An extended community list is a group of rules which permit to filter or set attributes based on different lists of extended community numbers.

An extended community list is used in a match clause of a route map. An extended community list is based on BGP extended community attribute. Two kinds of communities can be created : route-target ( RT), and site-of-origin ( SOO). The former is used to define import and export policies across the vrfs, while the latter is used to prevent routing loops between sites.
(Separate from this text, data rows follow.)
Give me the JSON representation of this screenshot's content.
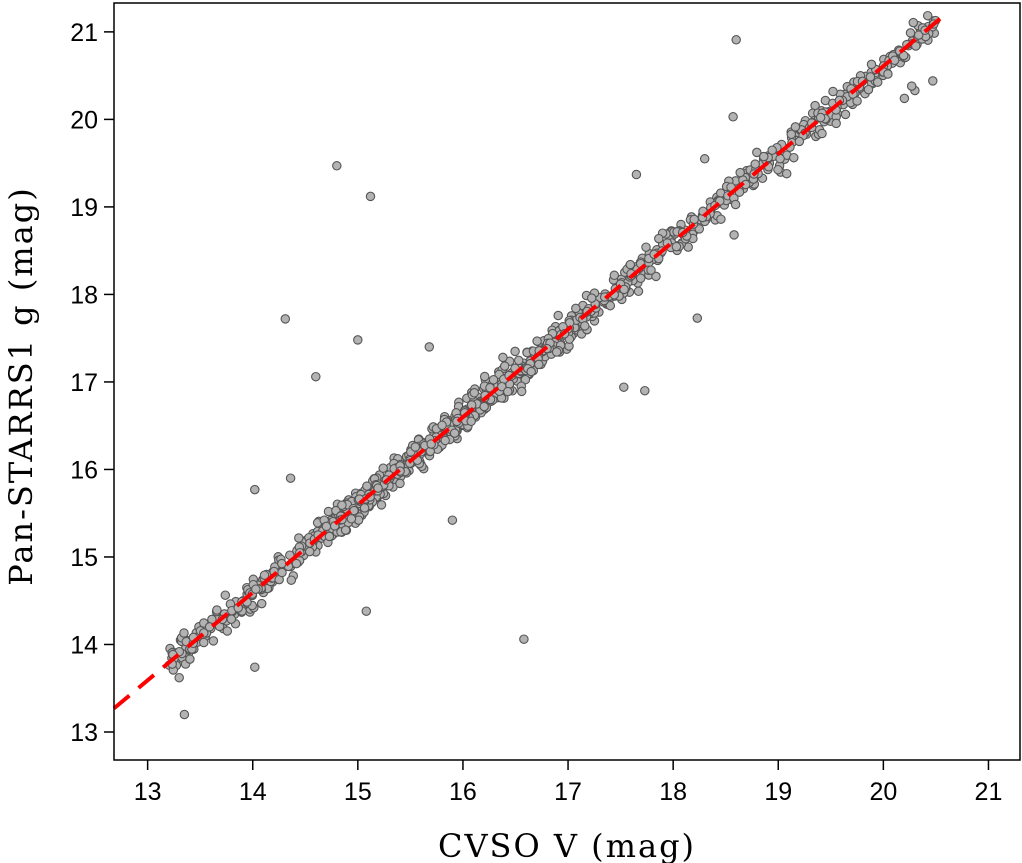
{
  "chart_data": {
    "type": "scatter",
    "title": "",
    "xlabel": "CVSO V (mag)",
    "ylabel": "Pan-STARRS1 g (mag)",
    "xlim": [
      12.68,
      21.3
    ],
    "ylim": [
      12.68,
      21.33
    ],
    "xticks": [
      13,
      14,
      15,
      16,
      17,
      18,
      19,
      20,
      21
    ],
    "yticks": [
      13,
      14,
      15,
      16,
      17,
      18,
      19,
      20,
      21
    ],
    "grid": false,
    "legend": "none",
    "marker_fill": "#b3b3b3",
    "marker_edge": "#555555",
    "fit_line": {
      "style": "dashed",
      "color": "#ff0000",
      "x": [
        12.68,
        20.6
      ],
      "y": [
        13.27,
        21.21
      ]
    },
    "outliers": [
      {
        "x": 14.8,
        "y": 19.47
      },
      {
        "x": 15.12,
        "y": 19.12
      },
      {
        "x": 14.31,
        "y": 17.72
      },
      {
        "x": 15.0,
        "y": 17.48
      },
      {
        "x": 14.6,
        "y": 17.06
      },
      {
        "x": 15.68,
        "y": 17.4
      },
      {
        "x": 16.58,
        "y": 14.06
      },
      {
        "x": 18.6,
        "y": 20.91
      },
      {
        "x": 18.23,
        "y": 17.73
      },
      {
        "x": 17.53,
        "y": 16.94
      },
      {
        "x": 17.73,
        "y": 16.9
      },
      {
        "x": 17.65,
        "y": 19.37
      },
      {
        "x": 20.3,
        "y": 20.33
      },
      {
        "x": 20.2,
        "y": 20.24
      },
      {
        "x": 20.47,
        "y": 20.44
      },
      {
        "x": 14.02,
        "y": 15.77
      },
      {
        "x": 15.08,
        "y": 14.38
      },
      {
        "x": 13.35,
        "y": 13.2
      },
      {
        "x": 14.02,
        "y": 13.74
      },
      {
        "x": 14.36,
        "y": 15.9
      },
      {
        "x": 15.9,
        "y": 15.42
      },
      {
        "x": 18.58,
        "y": 18.68
      },
      {
        "x": 19.08,
        "y": 19.38
      },
      {
        "x": 18.3,
        "y": 19.55
      },
      {
        "x": 18.57,
        "y": 20.03
      },
      {
        "x": 19.75,
        "y": 20.21
      },
      {
        "x": 16.38,
        "y": 17.28
      },
      {
        "x": 20.27,
        "y": 20.38
      },
      {
        "x": 13.3,
        "y": 13.62
      }
    ],
    "main_band": {
      "x_range": [
        13.2,
        20.5
      ],
      "y_mean": "y = 1.002 * x + 0.565",
      "typical_scatter": 0.14,
      "point_count": 1150
    }
  }
}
The syntax of extended community list is:

routing bgp
  extcommunity-list NAME
    policy PRIORITY permit|deny soo|rt attr1[ soo|rt attr2[ ...]]
NAME
The community’s name.
PRIORITY
The policy priority. Lesser is the value, greater is the priority.
soo|rt attr1[ soo|rt attr2[ …]]
Extended community attribute(s) in the format: soo|rt AS2B:BBBB|AS4B:BB|AS2B:IP, where AS2B and `AS4B respectively stand for the AS 2 byte and AS 4 byte value. BBBB and BB stand for a 4 and 2 byte value, while IP stands for an IPv4 address. rt stands for the Route Target extended community.
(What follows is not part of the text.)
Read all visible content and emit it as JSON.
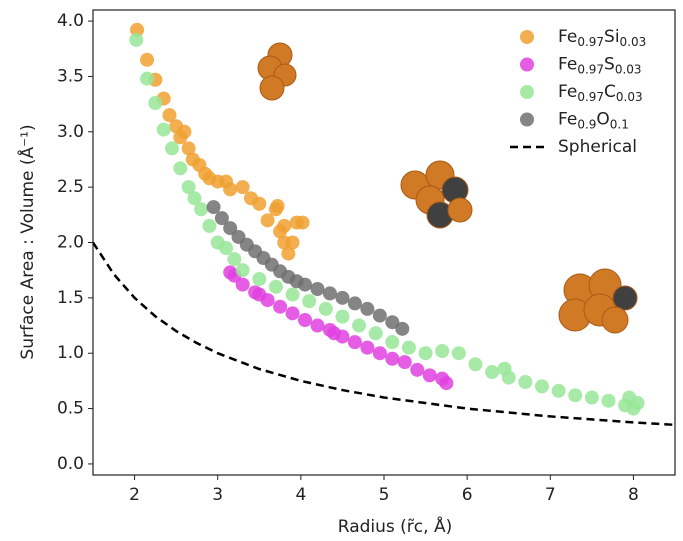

An extended community list is used in a match clause of a route map. Like for community lists, extended community lists can be used for receiving prefixes from transit provider, that need to be appended with some extended communities tags accordingly. The syntax of extended community list usage in route-map is the following one:

routing
route-map rmap_name seq 11
match extcommunity ecom_name_1

extcommunity-list ecom_name_1 policy permit soo 65501:43
extcommunity-list ecom_name_2 policy deny rt 10.125.0.1:54

For example, the following configuration will redistribute any prefix having at least one of the extended communities soo 65501:43 or rt 10.125.0.1:54:

routing
  route-map myrmap seq 1
    match extcommunity id MYXCLIST
    ..
  bgp
    extcommunity-list MYXCLIST
      policy 1 permit soo 65501:43
      policy 2 permit rt 10.125.0.1:54

But, the following configuration will redistribute any prefix having both extended communities soo 65501:43 and rt 10.125.0.1:54:

routing
  route-map myrmap seq 1
    match extcommunity id MYXCLIST
    ..
  bgp
    extcommunity-list MYXCLIST
      policy 1 permit soo 65501:43 rt 10.125.0.1:54

BGP Authentication

BGP authentication is using MD5. This feature relies on the Operating System support for the TCP MD5 signature option as proposed in the RFC 2385. This OS option is used with the BSD-like configuration API.

The command format for BGP MD5 is as follows:

vrf main
   routing bgp
      neighbor 10.125.0.1 password my-secret

For information, when analyzing the BGP packets with the sniffer show-traffic, it is possible to verify that the option is taken into account.